Darri took a challenging step forward. “I say we split it. Now. Even shares. We’re all that’s left.”
“Even shares?” Stig, the Beaker missing an ear, heaved himself to his feet. Even wounded, his size was immense, a reminder of the power that had failed them. “You fought off no Gronn. You hid. The share is earned.”
“Earned?” Darri’s voice cracked, rising into a shriek of frustration. “What does ‘earned’ mean now? Look at us! We’re not a village! We’re just meat! Meat waiting for the wolves!”
The word exploded in the clearing. Wolves.
The ember in Eirik’s gut erupted. Not with heat, but with a cold, electric certainty. His head snapped up, his gaze drawn past the squabbling survivors, past the palisade, across the valley, to the dark line of the northern ridge.

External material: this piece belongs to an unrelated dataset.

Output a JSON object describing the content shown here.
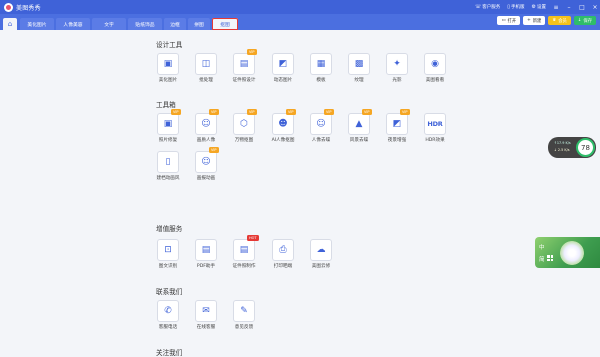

That was when the sound came.
Not a howl. Not a growl. A deep, resonant THUMP that seemed to rise from the ground itself. It was less a sound and more a vibration, a single, profound beat felt in the soles of the feet, in the fillings of teeth, in the marrow of the bone. It rolled through the ruined village like a silent thunderclap and was then gone.
Everyone froze. The argument died instantly. Darri’s defiant sneer melted into confusion, then fear.
Gunnar, the wounded Beaker, slowly lifted his hand to the knotted belt at his waist. His fingers brushed the worn leather, and his eyes widened not with terror, but with a kind of dread-filled recognition. “That,” he whispered, the word carrying in the new silence, “is no wolf of the forest.”
Torsten’s gaze swept from the terrified faces of the children to the grim understanding on the Beakers’, and finally, it locked onto Eirik’s. In the old man’s eyes, Eirik saw the last vestige of the world they had known—the world of harvests and hearths, of prayers and palisades—burn away to cold, grey ash. What remained was the hard, flinty core of a man who would do anything, anything, to keep a handful of sparks alive.
“We can’t stay here,” Torsten announced, his voice the dry rustle of that same ash. “The Gronn will send back pickers to clean the bones. Scavengers. And other things…” He glanced toward the northern mountains. “…are awake. We go into the high woods. Tonight.”
“To where?” Brynna begged, the emptiness in her voice filling with fresh despair. “To die slower?”
Torsten didn’t look at her. His stare remained fixed on Eirik, the boy who woke from true dreams, who saw watchers in water. “To where the dream leads,” he said, and it was not a guess. It was a verdict.
The ember in Eirik’s gut blazed into a cold, clear, and terrifying flame. It was not a question anymore. The path was made. They had no gods. No walls. No fathers to shape the stone.
There was only the high place. The lightning-struck stone. The silhouette that watched and waited.
The first step into the gathering dark would not be taken as fleeing victims, but as desperate pilgrims seeking a terrible, ancient altar.
And they would find what they were looking for.